The biggest change is your jobs goes from doing things (which makes sense) to building an incredible team that can do things (which is a more unintuitive job). In the limit, it’s always a people business.
Overcome many challenges, but per my last answer, building a team of the best people has been the most important and most challenging. That, and learning how to do sales ;)
Too many mentors. People in Silicon Valley are incredibly helpful. To name a few: Dan Levine, Mike Volpi, Nat Friedman, Adam D’Angelo, Ilya Sukhar, Jonathan Swanson, Albert Ni, Jeff Arnold, Charlie Cheever, and Drew Houston to name a few. I’m very very lucky.
We have a rule when hiring people—we look for people with an internal locus of control. Roughly speaking, this means people who believe they have control over outcomes in their life, as opposed to external forces beyond their control.
It’s a small thing, but it’s surprising easy to spot once you look for it. And it really matters—startups are the business of building something from nothing. You need people who believe they can bend the earth.

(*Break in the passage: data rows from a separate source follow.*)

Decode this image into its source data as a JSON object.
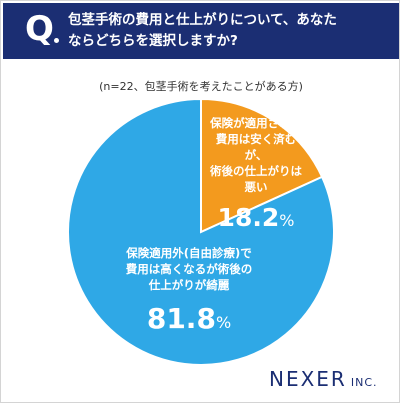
{
  "header": {
    "q_mark": "Q",
    "question_line1": "包茎手術の費用と仕上がりについて、あなた",
    "question_line2": "ならどちらを選択しますか?"
  },
  "note": "(n=22、包茎手術を考えたことがある方)",
  "chart_data": {
    "type": "pie",
    "slices": [
      {
        "label_line1": "保険が適用されて",
        "label_line2": "費用は安く済むが、",
        "label_line3": "術後の仕上がりは悪い",
        "value": 18.2,
        "value_text": "18.2",
        "color": "#f39a1e"
      },
      {
        "label_line1": "保険適用外(自由診療)で",
        "label_line2": "費用は高くなるが術後の",
        "label_line3": "仕上がりが綺麗",
        "value": 81.8,
        "value_text": "81.8",
        "color": "#2fa8e6"
      }
    ],
    "unit": "%",
    "start": "12 o'clock",
    "direction": "clockwise"
  },
  "logo": {
    "main": "NEXER",
    "suffix": "INC."
  },
  "colors": {
    "header_bg": "#1b2e73",
    "divider": "#ffffff"
  }
}
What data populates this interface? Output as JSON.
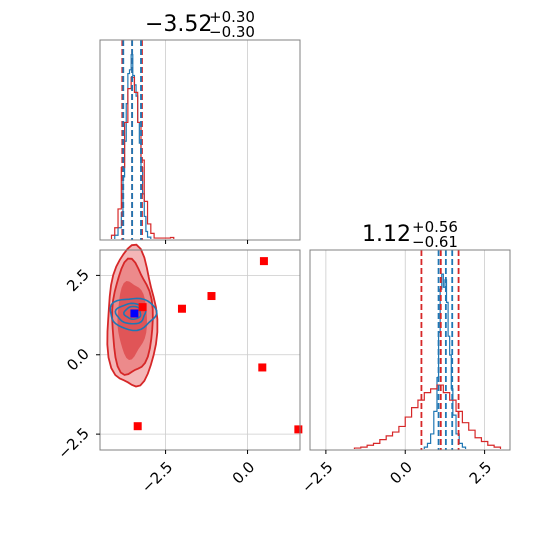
{
  "chart_data": [
    {
      "panel": "marginal-1",
      "type": "histogram",
      "title": {
        "value": "−3.52",
        "plus": "+0.30",
        "minus": "−0.30"
      },
      "xlim": [
        -4.5,
        1.6
      ],
      "grid": true,
      "series": [
        {
          "name": "",
          "color": "#1f77b4",
          "bin_edges": [
            -4.05,
            -3.95,
            -3.85,
            -3.8,
            -3.75,
            -3.7,
            -3.65,
            -3.6,
            -3.55,
            -3.5,
            -3.45,
            -3.4,
            -3.35,
            -3.3,
            -3.25,
            -3.2,
            -3.15,
            -3.1,
            -3.05,
            -2.95
          ],
          "counts": [
            0.02,
            0.06,
            0.14,
            0.33,
            0.52,
            0.72,
            0.88,
            0.9,
            0.98,
            0.87,
            0.82,
            0.76,
            0.62,
            0.51,
            0.38,
            0.24,
            0.12,
            0.04,
            0.01
          ]
        },
        {
          "name": "",
          "color": "#d62728",
          "bin_edges": [
            -4.15,
            -4.05,
            -3.95,
            -3.85,
            -3.75,
            -3.65,
            -3.55,
            -3.45,
            -3.35,
            -3.25,
            -3.15,
            -3.05,
            -2.95,
            -2.85,
            -2.35,
            -2.25
          ],
          "counts": [
            0.02,
            0.06,
            0.16,
            0.38,
            0.62,
            0.8,
            0.86,
            0.78,
            0.62,
            0.42,
            0.2,
            0.08,
            0.03,
            0.005,
            0.008
          ]
        }
      ],
      "quantile_lines": [
        {
          "value": -3.82,
          "color": "#d62728"
        },
        {
          "value": -3.52,
          "color": "#d62728"
        },
        {
          "value": -3.22,
          "color": "#d62728"
        },
        {
          "value": -3.79,
          "color": "#1f77b4"
        },
        {
          "value": -3.52,
          "color": "#1f77b4"
        },
        {
          "value": -3.25,
          "color": "#1f77b4"
        }
      ]
    },
    {
      "panel": "joint",
      "type": "scatter",
      "xlim": [
        -4.5,
        1.6
      ],
      "ylim": [
        -3.0,
        3.3
      ],
      "x_ticks": [
        "−2.5",
        "0.0"
      ],
      "x_tick_values": [
        -2.5,
        0.0
      ],
      "y_ticks": [
        "2.5",
        "0.0",
        "−2.5"
      ],
      "y_tick_values": [
        2.5,
        0.0,
        -2.5
      ],
      "grid": true,
      "points": [
        {
          "x": 0.5,
          "y": 2.95,
          "color": "#ff0000"
        },
        {
          "x": -1.1,
          "y": 1.85,
          "color": "#ff0000"
        },
        {
          "x": -2.0,
          "y": 1.45,
          "color": "#ff0000"
        },
        {
          "x": -3.2,
          "y": 1.5,
          "color": "#ff0000"
        },
        {
          "x": 0.45,
          "y": -0.4,
          "color": "#ff0000"
        },
        {
          "x": -3.35,
          "y": -2.25,
          "color": "#ff0000"
        },
        {
          "x": 1.55,
          "y": -2.35,
          "color": "#ff0000"
        },
        {
          "x": -3.45,
          "y": 1.3,
          "color": "#0000ff"
        }
      ],
      "contours": [
        {
          "series": "red",
          "color": "#d62728",
          "cx": -3.53,
          "cy": 1.12,
          "rx": 0.75,
          "ry": 2.2,
          "fill": "#f4b6b7",
          "outline": true
        },
        {
          "series": "red",
          "color": "#d62728",
          "cx": -3.53,
          "cy": 1.12,
          "rx": 0.62,
          "ry": 1.78,
          "fill": "#ec8a8b",
          "outline": true
        },
        {
          "series": "red",
          "color": "#d62728",
          "cx": -3.53,
          "cy": 1.12,
          "rx": 0.45,
          "ry": 1.2,
          "fill": "#e05557",
          "outline": false
        },
        {
          "series": "blue",
          "color": "#1f77b4",
          "cx": -3.5,
          "cy": 1.3,
          "rx": 0.7,
          "ry": 0.5,
          "fill": "none",
          "outline": true
        },
        {
          "series": "blue",
          "color": "#1f77b4",
          "cx": -3.55,
          "cy": 1.3,
          "rx": 0.45,
          "ry": 0.32,
          "fill": "none",
          "outline": true
        },
        {
          "series": "blue",
          "color": "#1f77b4",
          "cx": -3.5,
          "cy": 1.32,
          "rx": 0.25,
          "ry": 0.2,
          "fill": "none",
          "outline": true
        }
      ]
    },
    {
      "panel": "marginal-2",
      "type": "histogram",
      "title": {
        "value": "1.12",
        "plus": "+0.56",
        "minus": "−0.61"
      },
      "xlim": [
        -3.0,
        3.3
      ],
      "x_ticks": [
        "−2.5",
        "0.0",
        "2.5"
      ],
      "x_tick_values": [
        -2.5,
        0.0,
        2.5
      ],
      "grid": true,
      "series": [
        {
          "name": "",
          "color": "#1f77b4",
          "bin_edges": [
            0.6,
            0.7,
            0.8,
            0.9,
            1.0,
            1.05,
            1.1,
            1.15,
            1.2,
            1.25,
            1.3,
            1.35,
            1.4,
            1.45,
            1.5,
            1.6,
            1.7,
            1.8,
            1.9
          ],
          "counts": [
            0.01,
            0.03,
            0.08,
            0.2,
            0.38,
            0.62,
            0.85,
            0.93,
            0.86,
            0.9,
            0.78,
            0.6,
            0.5,
            0.32,
            0.18,
            0.08,
            0.03,
            0.01
          ]
        },
        {
          "name": "",
          "color": "#d62728",
          "bin_edges": [
            -1.6,
            -1.4,
            -1.2,
            -1.0,
            -0.8,
            -0.6,
            -0.4,
            -0.2,
            0.0,
            0.2,
            0.4,
            0.6,
            0.8,
            1.0,
            1.2,
            1.4,
            1.6,
            1.8,
            2.0,
            2.2,
            2.4,
            2.6,
            2.8,
            3.0
          ],
          "counts": [
            0.005,
            0.01,
            0.02,
            0.03,
            0.05,
            0.07,
            0.09,
            0.12,
            0.17,
            0.22,
            0.26,
            0.3,
            0.32,
            0.34,
            0.3,
            0.26,
            0.2,
            0.14,
            0.1,
            0.06,
            0.04,
            0.02,
            0.01
          ]
        }
      ],
      "quantile_lines": [
        {
          "value": 0.51,
          "color": "#d62728"
        },
        {
          "value": 1.12,
          "color": "#d62728"
        },
        {
          "value": 1.68,
          "color": "#d62728"
        },
        {
          "value": 1.05,
          "color": "#1f77b4"
        },
        {
          "value": 1.28,
          "color": "#1f77b4"
        },
        {
          "value": 1.48,
          "color": "#1f77b4"
        }
      ]
    }
  ]
}
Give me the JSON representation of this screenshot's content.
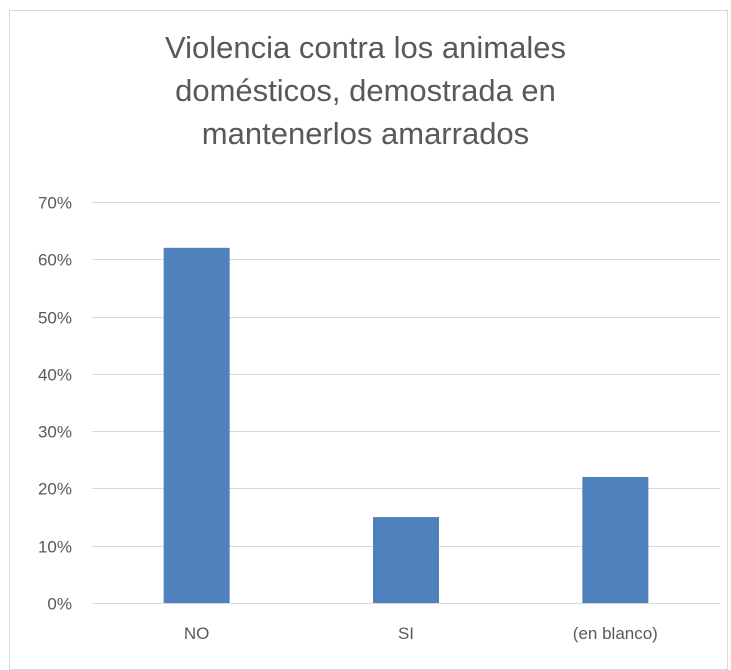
{
  "chart_data": {
    "type": "bar",
    "title_lines": [
      "Violencia contra los animales",
      "domésticos, demostrada en",
      "mantenerlos amarrados"
    ],
    "categories": [
      "NO",
      "SI",
      "(en blanco)"
    ],
    "values": [
      62,
      15,
      22
    ],
    "ylim": [
      0,
      70
    ],
    "yticks": [
      0,
      10,
      20,
      30,
      40,
      50,
      60,
      70
    ],
    "ytick_labels": [
      "0%",
      "10%",
      "20%",
      "30%",
      "40%",
      "50%",
      "60%",
      "70%"
    ],
    "grid": true,
    "legend": "none",
    "bar_color": "#4f81bd",
    "grid_color": "#d9d9d9",
    "text_color": "#595959"
  }
}
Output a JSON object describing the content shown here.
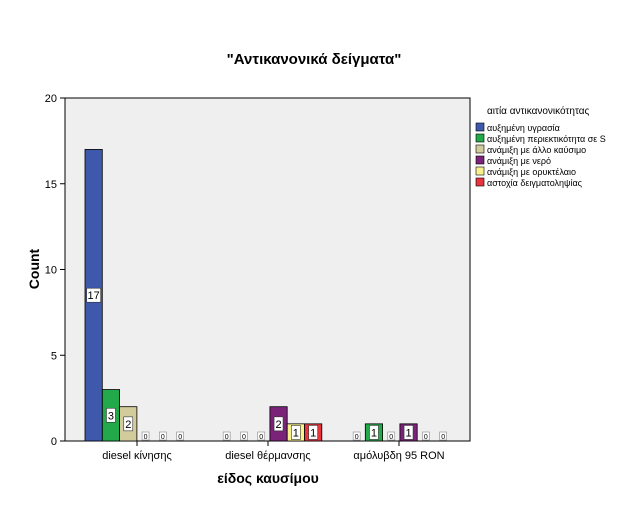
{
  "chart_data": {
    "type": "bar",
    "title": "\"Αντικανονικά δείγματα\"",
    "xlabel": "είδος καυσίμου",
    "ylabel": "Count",
    "categories": [
      "diesel κίνησης",
      "diesel θέρμανσης",
      "αμόλυβδη 95 RON"
    ],
    "ylim": [
      0,
      20
    ],
    "yticks": [
      0,
      5,
      10,
      15,
      20
    ],
    "legend_title": "αιτία αντικανονικότητας",
    "legend_position": "right",
    "grid": false,
    "background": "#efefef",
    "series": [
      {
        "name": "αυξημένη υγρασία",
        "color": "#3e58ac",
        "values": [
          17,
          0,
          0
        ]
      },
      {
        "name": "αυξημένη περιεκτικότητα σε S",
        "color": "#21a94a",
        "values": [
          3,
          0,
          1
        ]
      },
      {
        "name": "ανάμιξη με άλλο καύσιμο",
        "color": "#d2cc9c",
        "values": [
          2,
          0,
          0
        ]
      },
      {
        "name": "ανάμιξη με νερό",
        "color": "#7a2378",
        "values": [
          0,
          2,
          1
        ]
      },
      {
        "name": "ανάμιξη με ορυκτέλαιο",
        "color": "#f9f28c",
        "values": [
          0,
          1,
          0
        ]
      },
      {
        "name": "αστοχία δειγματοληψίας",
        "color": "#e8343b",
        "values": [
          0,
          1,
          0
        ]
      }
    ]
  }
}
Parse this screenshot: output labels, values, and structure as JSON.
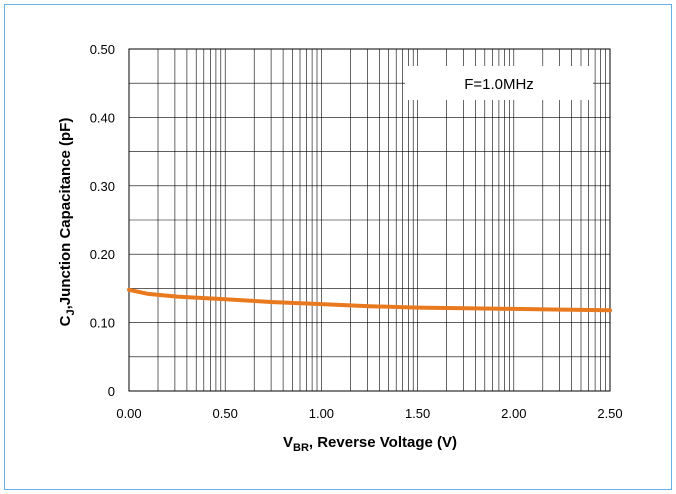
{
  "chart_data": {
    "type": "line",
    "title": "",
    "xlabel_main": "V",
    "xlabel_sub": "BR",
    "xlabel_rest": ", Reverse Voltage (V)",
    "ylabel_main": "C",
    "ylabel_sub": "J",
    "ylabel_rest": ",Junction Capacitance (pF)",
    "xlim": [
      0,
      2.5
    ],
    "ylim": [
      0,
      0.5
    ],
    "x_ticks": [
      "0.00",
      "0.50",
      "1.00",
      "1.50",
      "2.00",
      "2.50"
    ],
    "x_tick_values": [
      0,
      0.5,
      1.0,
      1.5,
      2.0,
      2.5
    ],
    "y_ticks": [
      "0",
      "0.10",
      "0.20",
      "0.30",
      "0.40",
      "0.50"
    ],
    "y_tick_values": [
      0,
      0.1,
      0.2,
      0.3,
      0.4,
      0.5
    ],
    "grid": true,
    "annotation": "F=1.0MHz",
    "series": [
      {
        "color": "#e8791e",
        "x": [
          0.0,
          0.1,
          0.25,
          0.5,
          0.75,
          1.0,
          1.25,
          1.5,
          1.75,
          2.0,
          2.25,
          2.5
        ],
        "y": [
          0.148,
          0.142,
          0.138,
          0.134,
          0.13,
          0.127,
          0.124,
          0.122,
          0.121,
          0.12,
          0.119,
          0.118
        ]
      }
    ]
  }
}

Congratulations on your fast growth! It is always great to see examples of companies like yours actually solving real-world problems in AI with original ideas and obtaining large clients that rely on your work.
I'm really looking forward to more of what Scale will do in the future!
Self-driving is one of many applications of AI/ML to the real world, each of which likely requires high-quality labeled data to truly be production-ready. This includes other robotics, self-checkout like Amazon Go, natural language understanding, and more.
Second, self-driving as a problem space will need labels for a very long time. In an application where (1) verifiable model performance is paramount, and (2) the models need to be extremely robust for cars to be safe, the need for labeled data is only magnified.
I see, I saw that you guys were doing a huge amount of value-add with things like segmentation for self-driving but didn't know you were differentiating yourselves from other competitors in the general labelling space like e.g. Mechanical Turk. Cheers!
I just wanted to chime in that we're a YC company as well (S16), and I'm thankful to the HN community for having been supportive through our whole journey.